NASA is looking at September 23 and September 27 as possible dates for its next attempt at launching its Artemis 1 mission to the Moon, senior official Jim Free told reporters Thursday.
Two previous attempts were scrapped after the giant Space Launch System rocket experienced technical glitches including a fuel leak.
The launch window for the 23rd would open at 6:47am (1047 GMT), while the 27th would open at 11:37am (1537 GMT), added Free, associate administrator for the agency’s exploration systems development directorate.
The dates were chosen to avoid a conflict with the DART mission, in which a probe will strike an asteroid on September 26 to test its ability to divert the object.

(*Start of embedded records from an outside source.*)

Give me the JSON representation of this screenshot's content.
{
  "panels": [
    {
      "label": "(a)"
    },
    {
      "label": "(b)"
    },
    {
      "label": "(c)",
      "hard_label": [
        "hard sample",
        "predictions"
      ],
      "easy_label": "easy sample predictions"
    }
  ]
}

Both missions require use of an international array of antennas called the Deep Space Network.
The launch dates still depend, however, on NASA receiving a special waiver to avoid retesting batteries on an emergency flight system that is used to destroy the rocket if it strays from its designated range to a populated area.

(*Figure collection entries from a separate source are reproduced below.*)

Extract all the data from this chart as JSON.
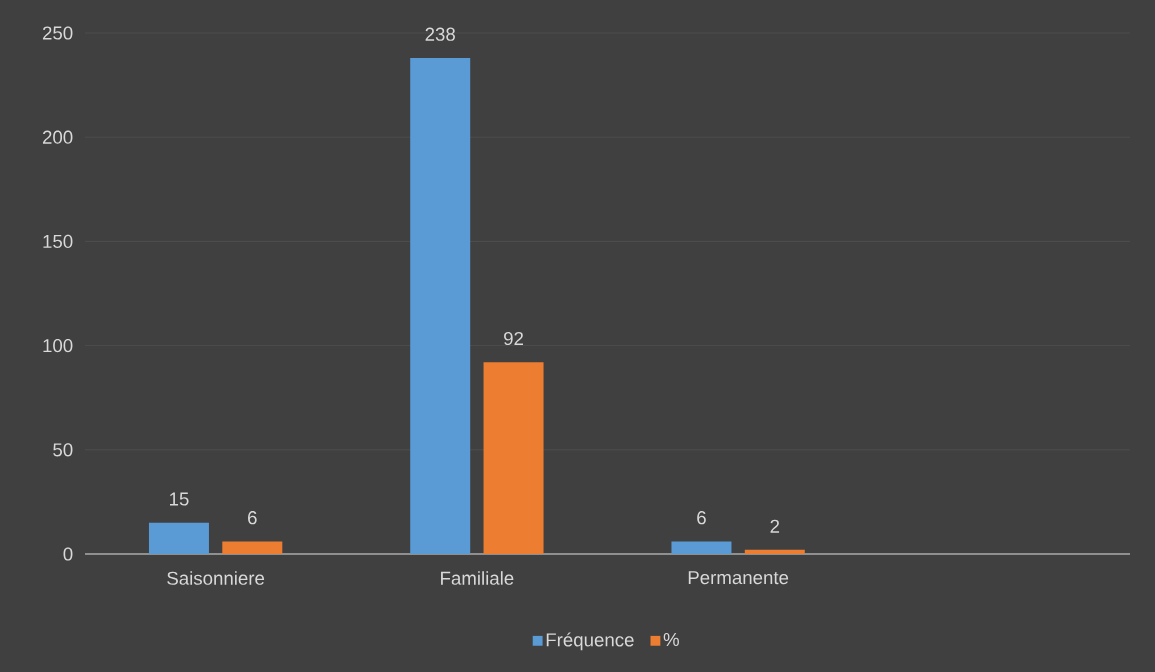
{
  "chart_data": {
    "type": "bar",
    "categories": [
      "Saisonniere",
      "Familiale",
      "Permanente",
      null
    ],
    "series": [
      {
        "name": "Fréquence",
        "color": "#5b9bd5",
        "values": [
          15,
          238,
          6,
          null
        ]
      },
      {
        "name": "%",
        "color": "#ed7d31",
        "values": [
          6,
          92,
          2,
          null
        ]
      }
    ],
    "ylim": [
      0,
      250
    ],
    "yticks": [
      0,
      50,
      100,
      150,
      200,
      250
    ],
    "grid": "y",
    "legend": "bottom",
    "data_labels": true
  }
}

If it does not receive the waiver, the rocket will have to be wheeled back to its assembly building, pushing the timeline back several weeks.

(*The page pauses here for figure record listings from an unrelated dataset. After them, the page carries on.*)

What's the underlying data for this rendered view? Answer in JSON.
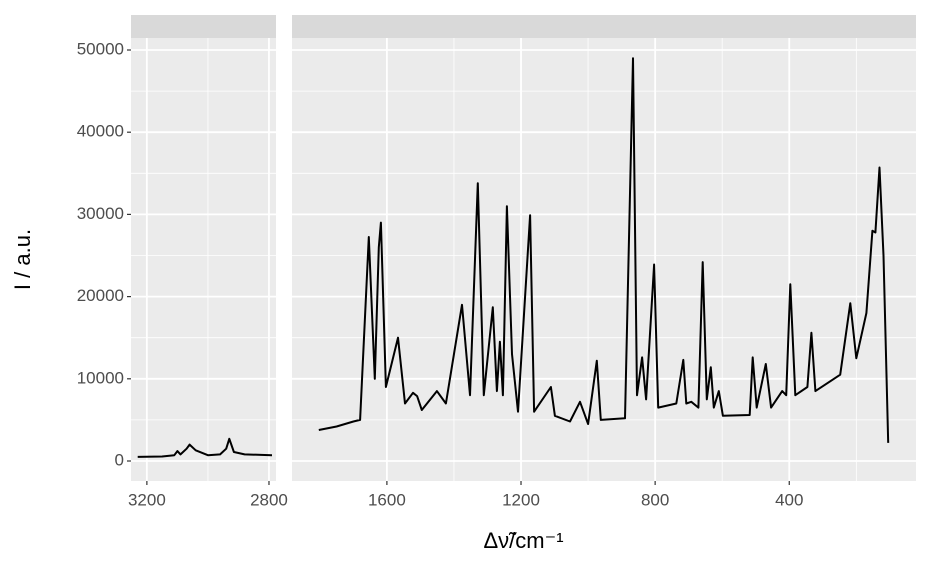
{
  "chart_data": [
    {
      "type": "line",
      "color": "#000000",
      "ylabel": "I / a.u.",
      "xlim": [
        3252,
        2777
      ],
      "xticks": [
        3200,
        2800
      ],
      "xminor": [
        3000
      ],
      "ylim": [
        -2433,
        51460
      ],
      "yticks": [
        0,
        10000,
        20000,
        30000,
        40000,
        50000
      ],
      "yminor": [
        5000,
        15000,
        25000,
        35000,
        45000
      ],
      "x": [
        3230,
        3150,
        3110,
        3100,
        3090,
        3070,
        3060,
        3040,
        3000,
        2960,
        2940,
        2930,
        2915,
        2880,
        2790
      ],
      "values": [
        500,
        550,
        700,
        1200,
        800,
        1500,
        2000,
        1300,
        700,
        800,
        1500,
        2700,
        1100,
        800,
        700
      ]
    },
    {
      "type": "line",
      "color": "#000000",
      "xlabel": "Δν̃/cm⁻¹",
      "xlim": [
        1883,
        22
      ],
      "xticks": [
        1600,
        1200,
        800,
        400
      ],
      "xminor": [
        1400,
        1000,
        600,
        200
      ],
      "ylim": [
        -2433,
        51460
      ],
      "yticks": [
        0,
        10000,
        20000,
        30000,
        40000,
        50000
      ],
      "yminor": [
        5000,
        15000,
        25000,
        35000,
        45000
      ],
      "x": [
        1803,
        1750,
        1700,
        1680,
        1654,
        1636,
        1624,
        1618,
        1603,
        1567,
        1546,
        1522,
        1510,
        1496,
        1451,
        1424,
        1376,
        1352,
        1329,
        1311,
        1284,
        1272,
        1263,
        1254,
        1242,
        1227,
        1209,
        1173,
        1161,
        1111,
        1099,
        1054,
        1024,
        1000,
        974,
        962,
        890,
        866,
        854,
        839,
        827,
        803,
        791,
        737,
        716,
        707,
        692,
        671,
        658,
        646,
        634,
        625,
        610,
        598,
        518,
        509,
        497,
        470,
        454,
        421,
        409,
        397,
        382,
        346,
        334,
        322,
        248,
        218,
        200,
        170,
        152,
        143,
        131,
        119,
        105
      ],
      "values": [
        3770,
        4200,
        4800,
        5000,
        27250,
        10000,
        26000,
        29000,
        9000,
        15000,
        7000,
        8300,
        7900,
        6200,
        8500,
        7000,
        19000,
        8000,
        33800,
        8000,
        18700,
        8500,
        14500,
        8000,
        31000,
        13000,
        6000,
        29900,
        6000,
        9000,
        5500,
        4800,
        7200,
        4500,
        12200,
        5000,
        5200,
        49000,
        8000,
        12600,
        7500,
        23900,
        6500,
        7000,
        12300,
        7000,
        7200,
        6500,
        24200,
        7500,
        11400,
        6500,
        8500,
        5500,
        5600,
        12600,
        6500,
        11800,
        6500,
        8500,
        8000,
        21500,
        8000,
        9000,
        15600,
        8500,
        10500,
        19200,
        12500,
        18000,
        28000,
        27800,
        35700,
        25000,
        2200
      ]
    }
  ]
}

Mike Bolger, exploration ground systems manager, added that teams were working to replace seals to fix the hydrogen leak issue—work that could be completed by the end of Thursday, which would pave the way for a tanking test on September 17.
The Artemis 1 space mission hopes to test the SLS as well as the unmanned Orion capsule that sits atop, in preparation for future Moon-bound journeys with humans aboard.
Once launched, it will take several days for the spacecraft to reach the Moon, flying around 60 miles (100 kilometers) at its closest approach.
The capsule will fire its engines to get to a distant retrograde orbit (DRO) of 40,000 miles beyond the Moon, a record for a spacecraft rated to carry humans.
The trip is expected to last several weeks, and one of its main objectives is to test the capsule’s heat shield, which at 16 feet (5 meters) in diameter is the largest ever built.
Artemis is named after the twin sister of the Greek god Apollo, after whom the first Moon missions were named.
The next mission, Artemis 2, will take astronauts to the Moon without landing on its surface, while the third—set for the mid-2020s—would see the first woman and person of color on lunar soil.
NASA wants to build a lunar space station called Gateway and keep a sustained presence on the Moon to gain insight into how to survive very long space missions, ahead of a mission to Mars in the 2030s.